Individual Submission Summary
Share...

Direct link:

Congressional Oversight Out of Sight: The House Appropriations Committee and the Arc of Congressional Competence

Thu, September 5, 8:00 to 9:30am, Marriott Philadelphia Downtown, 310

Abstract

Full title: Congressional Oversight Out of Sight: The House Appropriations Committee and the Arc of Congressional Competence

During the 20th Century Congress built capacity to balance the growing information demands of governing an expanding state. But in recent years that capacity has been buffeted by partisan polarization. This article follows the history of the House Appropriations Committee’s Surveys & Investigations (S&I) staff as it grew from two FBI agents loaned by FBI Director J. Edgar Hoover to Appropriations Chairman Clarence Cannon into an enduring oversight institution with a reputation for neutral, under-the-radar investigations.

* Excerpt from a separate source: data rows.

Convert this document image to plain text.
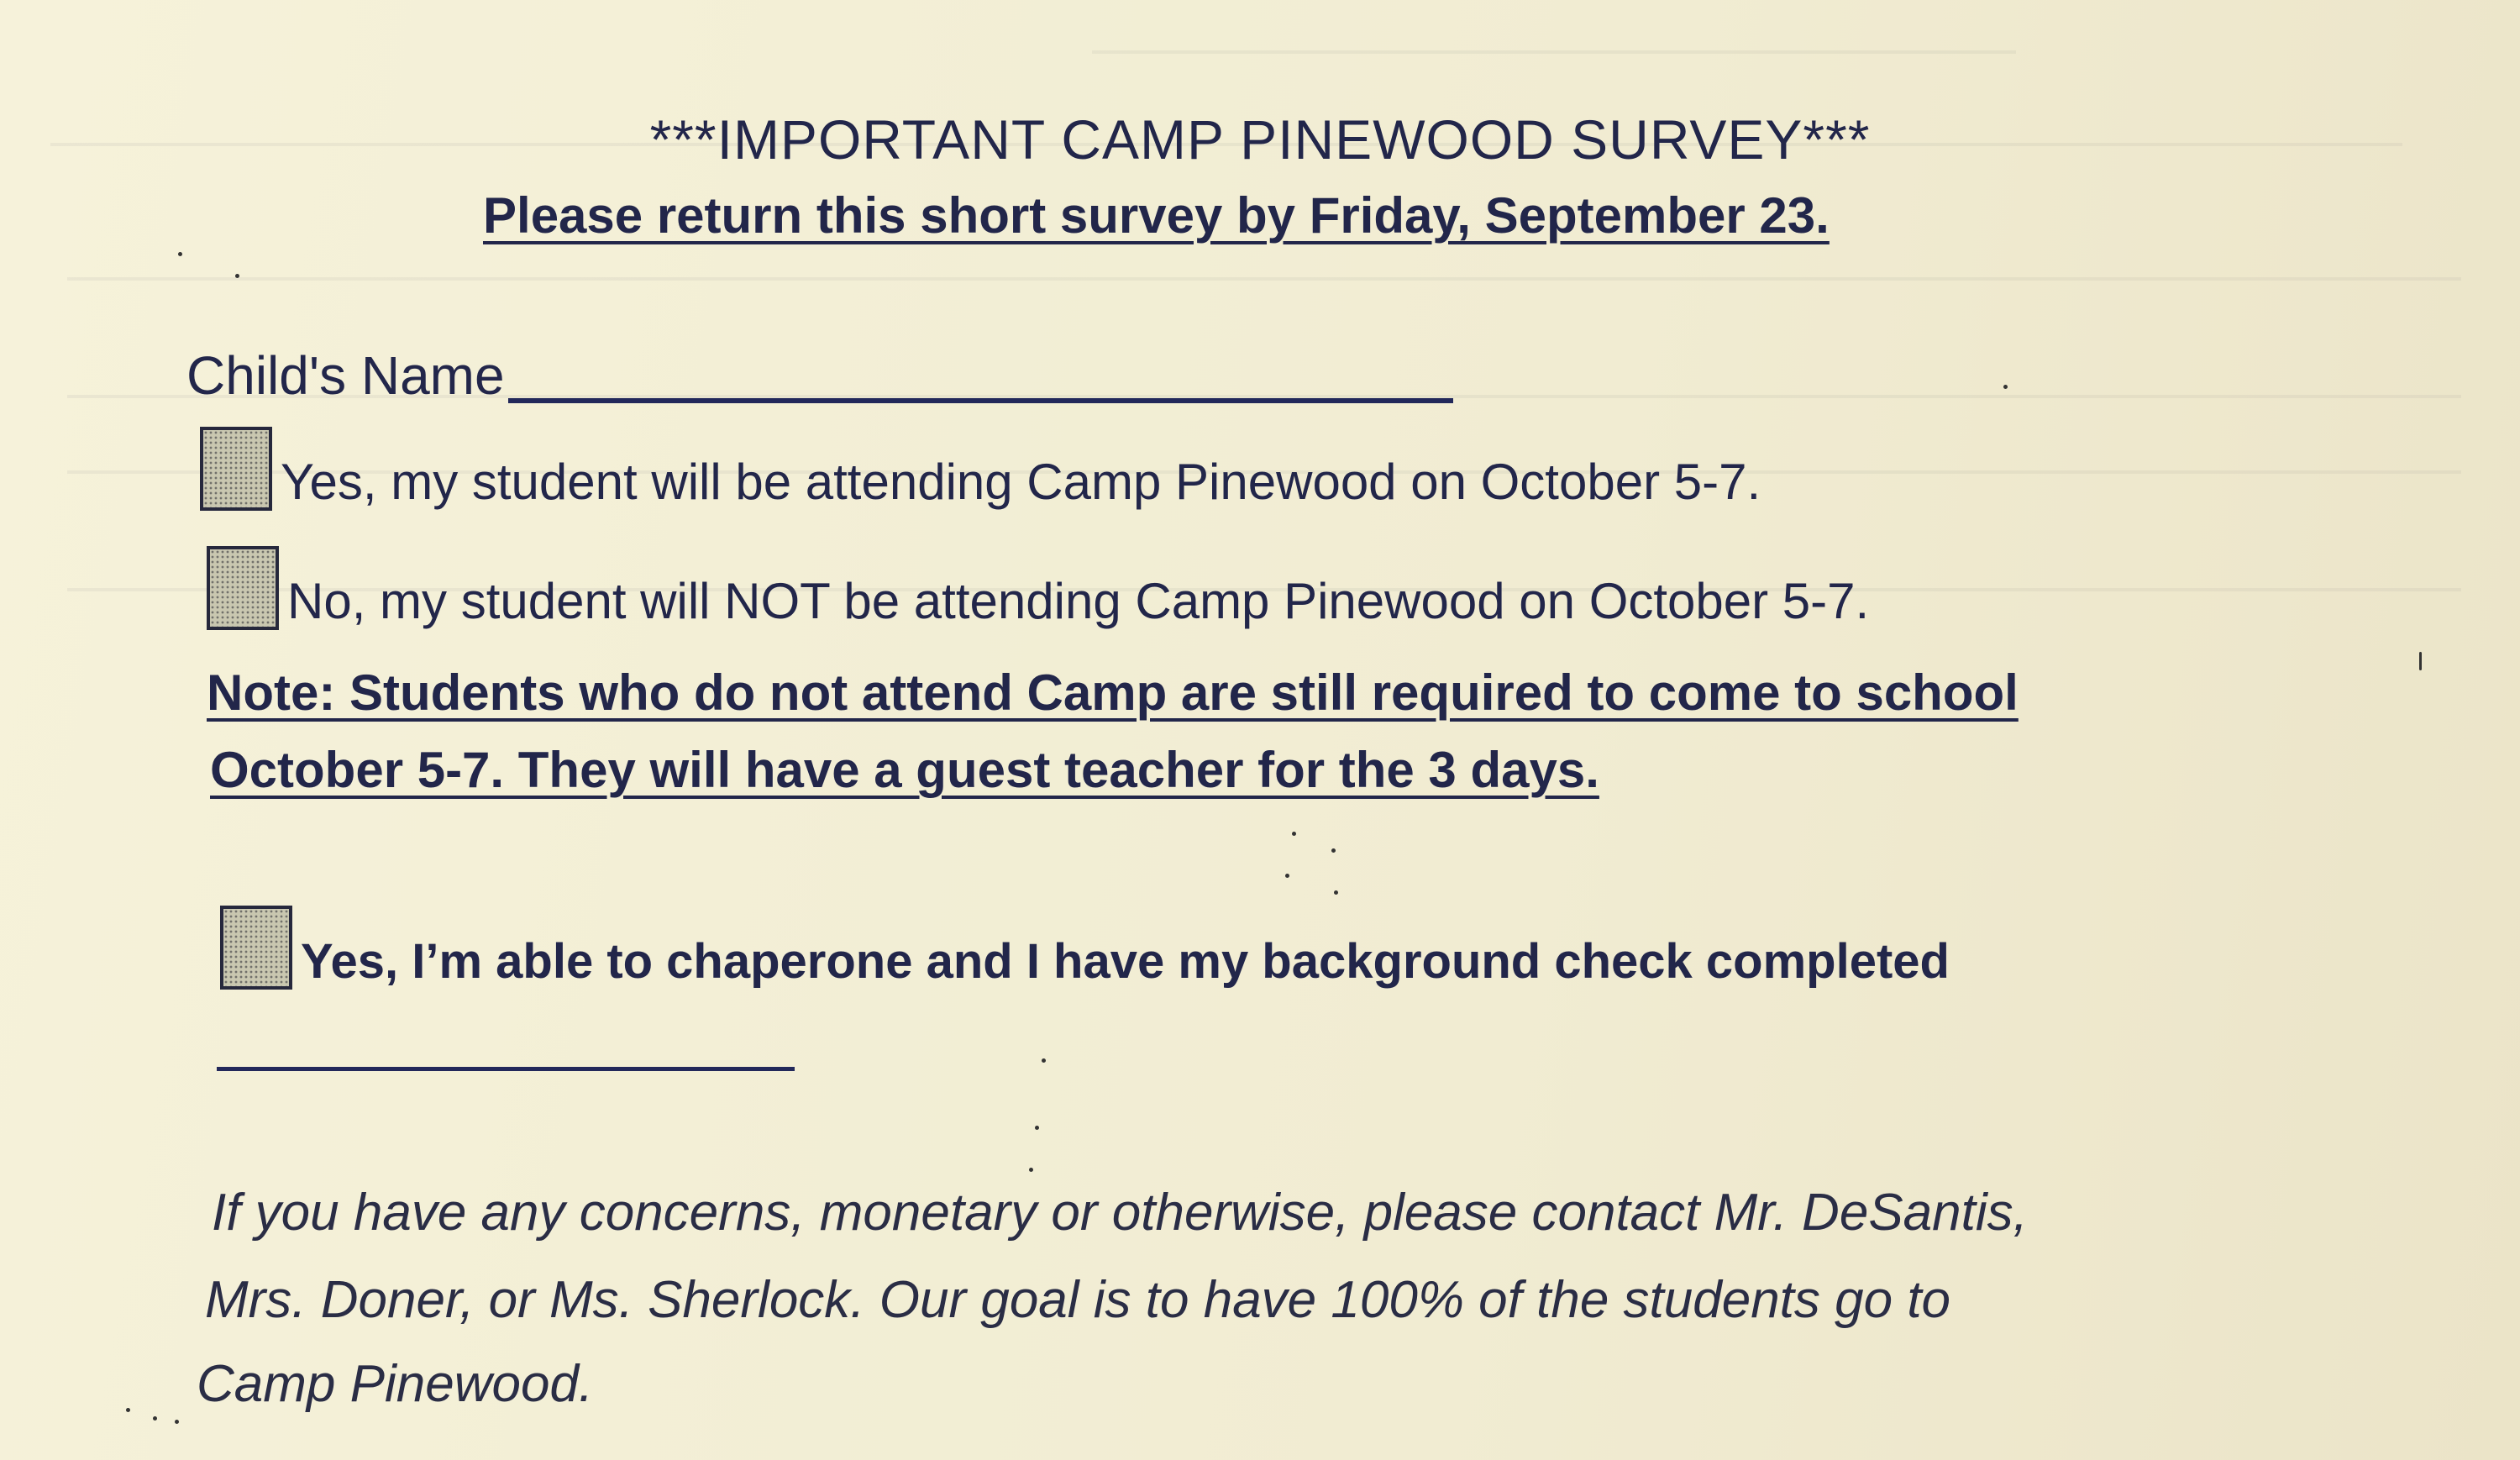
***IMPORTANT CAMP PINEWOOD SURVEY***
Please return this short survey by Friday, September 23.
Child's Name
Yes, my student will be attending Camp Pinewood on October 5-7.
No, my student will NOT be attending Camp Pinewood on October 5-7.
Note: Students who do not attend Camp are still required to come to school
October 5-7. They will have a guest teacher for the 3 days.
Yes, I’m able to chaperone and I have my background check completed
If you have any concerns, monetary or otherwise, please contact Mr. DeSantis,
Mrs. Doner, or Ms. Sherlock. Our goal is to have 100% of the students go to
Camp Pinewood.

S&I’s growth and institutionalization in the years following World War II; the apex of its investigative activity during the 1980’s; and, in recent decades, its resilience in an increasingly volatile institutional environment illuminate the interplay of agency oversight and committee autonomy in the organization of congressional policymaking. Through archival research and new data tracking S&I reports by appropriations subcommittee between 1970 and 2010, this paper offers new perspective on the 20th century development and decline of congressional capacity (LaPira, Drutman, Kosar 2020). Unobserved by institutional design, S&I’s narratives of oversight out of sight elevate process and contingency and illuminate what is omitted by empirical theories of congressional delegation and oversight.